Lawrence school board to review truancy plan, continue discussion of chronic absenteeism

Lawrence school board members will review an attendance and truancy plan on Monday and hear more details about chronic absenteeism — a description that staffers say applied to nearly 50% of the district’s high school seniors last school year.

At its meeting, the board will review the plan and continue a discussion it began at its meeting on June 26. At that meeting, board members heard in a presentation that in the 2022-23 academic year, 29.7% of the district’s students were chronically absent — defined as missing 10% or more of the school year for any reason.

That was down from the previous academic year, when 34.11% of students were chronically absent. But the presentation showed that 39% of high school students — and 49% of seniors — were chronically absent in the past school year.

In June, some board members wondered how useful the chronic absenteeism statistic was. Board member Shannon Kimball said that because excused absences count, the category can apply not just to students with real attendance problems, but also to students who are doing well in school, like one of her children, who was gone “for a bunch of days” because of college visits.

“Those are excused absences, but the state requires you to pull those and basically count them against the district,” she said.

Board member Ronald “G.R” Gordon-Ross agreed that the data didn’t have much to say about how students were performing in school.

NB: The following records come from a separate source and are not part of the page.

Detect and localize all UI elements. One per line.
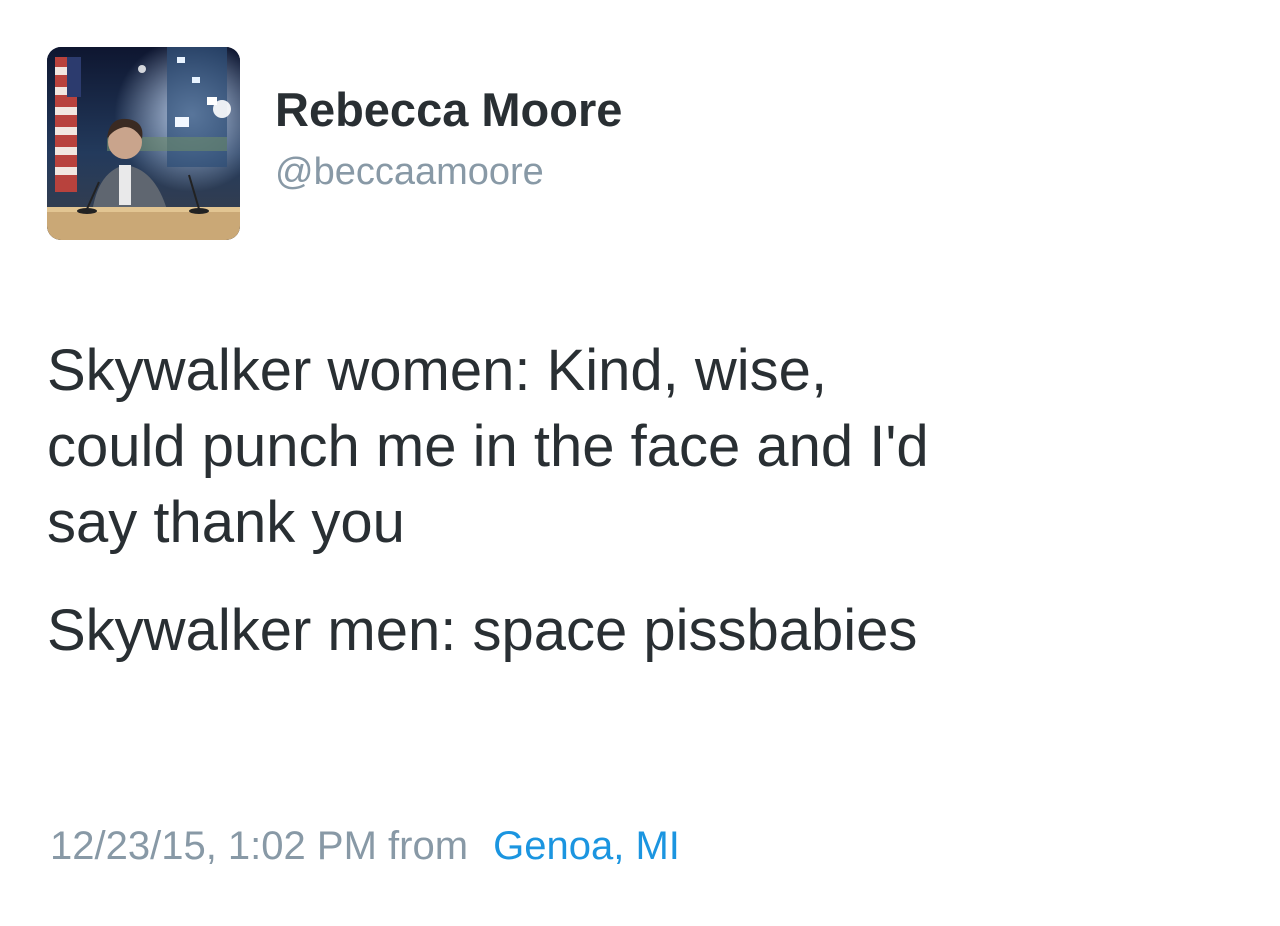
from-label: from bbox=[388, 824, 469, 868]
avatar[interactable] bbox=[47, 47, 240, 240]
tweet-timestamp[interactable]: 12/23/15, 1:02 PM bbox=[50, 824, 377, 868]
user-handle[interactable]: @beccaamoore bbox=[275, 148, 622, 196]
tweet-card: Rebecca Moore @beccaamoore Skywalker wom… bbox=[0, 0, 1280, 926]
display-name[interactable]: Rebecca Moore bbox=[275, 80, 622, 140]
location-link[interactable]: Genoa, MI bbox=[493, 824, 680, 868]
tweet-meta: 12/23/15, 1:02 PM from Genoa, MI bbox=[50, 818, 680, 874]
tweet-paragraph: Skywalker men: space pissbabies bbox=[47, 593, 1247, 669]
avatar-photo bbox=[47, 47, 240, 240]
tweet-line: Skywalker women: Kind, wise, bbox=[47, 338, 828, 403]
tweet-line: Skywalker men: space pissbabies bbox=[47, 598, 918, 663]
tweet-text: Skywalker women: Kind, wise, could punch… bbox=[47, 333, 1247, 669]
user-info: Rebecca Moore @beccaamoore bbox=[275, 80, 622, 196]
tweet-paragraph: Skywalker women: Kind, wise, could punch… bbox=[47, 333, 1247, 561]
tweet-line: say thank you bbox=[47, 490, 405, 555]
tweet-line: could punch me in the face and I'd bbox=[47, 414, 929, 479]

“When we sit up here at a board table and talk about an increase in graduation rate, and then present me a piece of data where almost 50% of our seniors qualify for chronic absenteeism — those two pieces of data don’t line up with each other,” Gordon-Ross said.

The report in June said that average daily attendance districtwide for the 2022-23 school year was at nearly the same level as the previous year; it had fallen by less than 1%.

In other business, the board will:

• Receive a final presentation about the district’s needs assessments, which are state-mandated reports on the needs of students at each individual school building.

• Consider approval of a settlement agreement in a class-action lawsuit against Juul Labs. According to the agenda packet, the district is eligible to receive $85,573 from this settlement.

The school board meets at 6 p.m. Monday at district offices, 110 McDonald Drive.